Each of us comes to earth with a specific trait we inherited from our heavenly parents, a natural thirst to continually learn and progress. Our Heavenly Father is waiting to bless us with knowledge. “As well might man stretch forth his puny arm to stop the Missouri river in its decreed course, or to turn it up stream, as to hinder the Almighty from pouring down knowledge from heaven upon the heads of the Latter-day Saints.” (D&C 121:33.)

President Gordon B. Hinckley of the First Presidency reminds us that “women today are afforded the same opportunity to study for science, for the professions, and for every other facet of human knowledge. You are as entitled as are men to the Spirit of Christ, which enlightens every man and woman who comes into the world.” President Hinckley counsels women that, even though marriage and family should be their principal priorities, where applicable, they should “pursue educational programs” and also “enhance [their] appreciation of the arts and culture.” (See Ensign, Nov. 1985, p. 89.)

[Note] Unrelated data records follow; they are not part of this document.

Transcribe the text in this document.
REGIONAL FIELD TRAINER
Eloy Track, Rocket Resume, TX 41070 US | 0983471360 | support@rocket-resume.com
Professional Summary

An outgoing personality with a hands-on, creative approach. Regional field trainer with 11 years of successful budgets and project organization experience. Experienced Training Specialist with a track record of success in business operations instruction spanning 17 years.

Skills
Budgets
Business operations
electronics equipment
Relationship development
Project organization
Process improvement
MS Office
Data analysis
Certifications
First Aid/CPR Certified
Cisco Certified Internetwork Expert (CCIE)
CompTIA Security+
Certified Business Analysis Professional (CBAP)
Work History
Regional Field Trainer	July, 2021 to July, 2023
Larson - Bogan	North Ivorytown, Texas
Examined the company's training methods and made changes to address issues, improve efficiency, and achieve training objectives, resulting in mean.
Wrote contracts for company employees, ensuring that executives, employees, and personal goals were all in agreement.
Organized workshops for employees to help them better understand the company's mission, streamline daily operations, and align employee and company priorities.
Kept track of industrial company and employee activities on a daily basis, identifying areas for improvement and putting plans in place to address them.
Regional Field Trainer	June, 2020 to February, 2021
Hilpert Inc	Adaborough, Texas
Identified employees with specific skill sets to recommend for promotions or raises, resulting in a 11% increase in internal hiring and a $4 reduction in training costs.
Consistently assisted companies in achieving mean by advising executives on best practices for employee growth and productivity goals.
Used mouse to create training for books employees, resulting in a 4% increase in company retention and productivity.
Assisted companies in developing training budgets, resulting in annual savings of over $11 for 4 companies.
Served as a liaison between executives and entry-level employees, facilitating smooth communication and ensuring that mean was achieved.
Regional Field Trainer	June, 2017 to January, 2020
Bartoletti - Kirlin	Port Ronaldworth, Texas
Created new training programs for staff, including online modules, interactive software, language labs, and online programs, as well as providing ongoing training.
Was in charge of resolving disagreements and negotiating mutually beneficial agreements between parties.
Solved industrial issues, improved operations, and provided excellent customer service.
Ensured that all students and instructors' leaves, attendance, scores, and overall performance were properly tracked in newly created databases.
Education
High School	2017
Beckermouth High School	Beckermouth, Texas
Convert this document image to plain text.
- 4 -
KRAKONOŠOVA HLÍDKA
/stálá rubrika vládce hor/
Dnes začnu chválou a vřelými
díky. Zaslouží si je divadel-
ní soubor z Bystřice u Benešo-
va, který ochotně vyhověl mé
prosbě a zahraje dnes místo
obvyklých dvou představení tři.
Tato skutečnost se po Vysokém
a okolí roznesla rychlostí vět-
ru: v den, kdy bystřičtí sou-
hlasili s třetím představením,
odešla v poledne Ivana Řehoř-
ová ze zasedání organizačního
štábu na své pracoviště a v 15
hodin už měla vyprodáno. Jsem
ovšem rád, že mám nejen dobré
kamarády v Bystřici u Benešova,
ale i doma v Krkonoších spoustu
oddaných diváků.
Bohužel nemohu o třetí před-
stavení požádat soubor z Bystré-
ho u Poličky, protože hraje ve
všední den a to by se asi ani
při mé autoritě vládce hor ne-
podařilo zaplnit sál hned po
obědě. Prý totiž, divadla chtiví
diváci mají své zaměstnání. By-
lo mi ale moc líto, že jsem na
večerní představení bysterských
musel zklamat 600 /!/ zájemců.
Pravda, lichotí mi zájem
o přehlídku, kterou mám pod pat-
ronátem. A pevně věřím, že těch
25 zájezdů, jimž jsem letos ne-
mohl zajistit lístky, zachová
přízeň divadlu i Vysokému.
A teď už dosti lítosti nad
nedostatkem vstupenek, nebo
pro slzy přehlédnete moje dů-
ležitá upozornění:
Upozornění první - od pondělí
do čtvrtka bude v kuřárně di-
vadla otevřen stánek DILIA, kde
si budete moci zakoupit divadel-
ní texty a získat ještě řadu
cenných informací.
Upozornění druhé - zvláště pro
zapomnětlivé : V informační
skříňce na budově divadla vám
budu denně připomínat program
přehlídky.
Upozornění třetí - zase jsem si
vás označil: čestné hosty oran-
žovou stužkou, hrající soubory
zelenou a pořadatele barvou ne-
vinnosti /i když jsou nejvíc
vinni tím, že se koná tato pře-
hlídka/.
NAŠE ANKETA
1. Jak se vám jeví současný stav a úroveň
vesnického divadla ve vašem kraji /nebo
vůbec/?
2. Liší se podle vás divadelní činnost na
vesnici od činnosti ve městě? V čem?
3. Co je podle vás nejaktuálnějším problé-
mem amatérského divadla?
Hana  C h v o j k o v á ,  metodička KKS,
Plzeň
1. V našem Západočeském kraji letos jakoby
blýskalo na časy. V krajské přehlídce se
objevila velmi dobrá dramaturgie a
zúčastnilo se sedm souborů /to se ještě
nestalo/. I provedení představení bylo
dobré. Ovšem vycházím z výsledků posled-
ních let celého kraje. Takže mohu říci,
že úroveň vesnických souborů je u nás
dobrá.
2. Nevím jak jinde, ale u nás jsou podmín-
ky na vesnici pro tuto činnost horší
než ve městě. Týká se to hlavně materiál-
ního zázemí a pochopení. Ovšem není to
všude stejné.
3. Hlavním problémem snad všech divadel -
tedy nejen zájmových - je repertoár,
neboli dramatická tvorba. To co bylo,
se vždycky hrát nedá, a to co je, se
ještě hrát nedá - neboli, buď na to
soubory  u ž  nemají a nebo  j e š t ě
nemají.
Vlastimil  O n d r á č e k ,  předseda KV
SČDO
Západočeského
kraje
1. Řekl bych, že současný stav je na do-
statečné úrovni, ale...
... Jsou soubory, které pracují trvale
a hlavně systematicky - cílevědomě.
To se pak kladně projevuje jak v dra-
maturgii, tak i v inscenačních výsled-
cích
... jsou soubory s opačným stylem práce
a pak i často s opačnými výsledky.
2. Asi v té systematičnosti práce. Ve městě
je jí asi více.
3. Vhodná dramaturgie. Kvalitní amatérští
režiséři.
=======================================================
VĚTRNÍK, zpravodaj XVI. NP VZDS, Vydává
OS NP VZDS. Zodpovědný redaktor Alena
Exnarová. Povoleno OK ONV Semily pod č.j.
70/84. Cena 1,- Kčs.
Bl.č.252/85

Whatever our current situations, we can seek experiences that will increase our knowledge and enlighten our understanding. We can each make our home a house of learning, surrounding ourselves with the scriptures, good books, uplifting music, and healthful activities. (See D&C 88:119.) We can study our Sunday School and Relief Society lessons weekly, even if we have other callings that prevent us from attending every meeting.

President Spencer W. Kimball said, “We do not desire the women of the Church to be uninformed or ineffective. You will be better mothers and wives, both in this life and in eternity, if you sharpen the skills you have been given and use the talents with which God has blessed you.” (Ensign, Oct. 1979, p. 103.) He also emphasized the need each woman has to study the scriptures, adding, “We want our homes to be blessed with sister scriptorians.” (Ibid., p. 102.)

Some of us may choose formal educational routes of learning. Some will make contributions in science, medicine, or business. Some of us will create art. But all of us have the potential to have a righteous influence in the lives of our families, friends, or students.

As we choose our path through life, we can know if that path is acceptable to God. “If thou shalt ask, thou shalt receive revelation upon revelation, knowledge upon knowledge, that thou mayest know the mysteries and peaceable things—that which bringeth joy, that which bringeth life eternal.” (D&C 42:61.)

Suggestions for Visiting Teachers

  1. What can you do to make your home a “house of learning”?

  2. How does a woman’s love of learning influence those around her?

(See Family Home Evening Resource Book, pp. 200–2 and 225–6 for related materials.)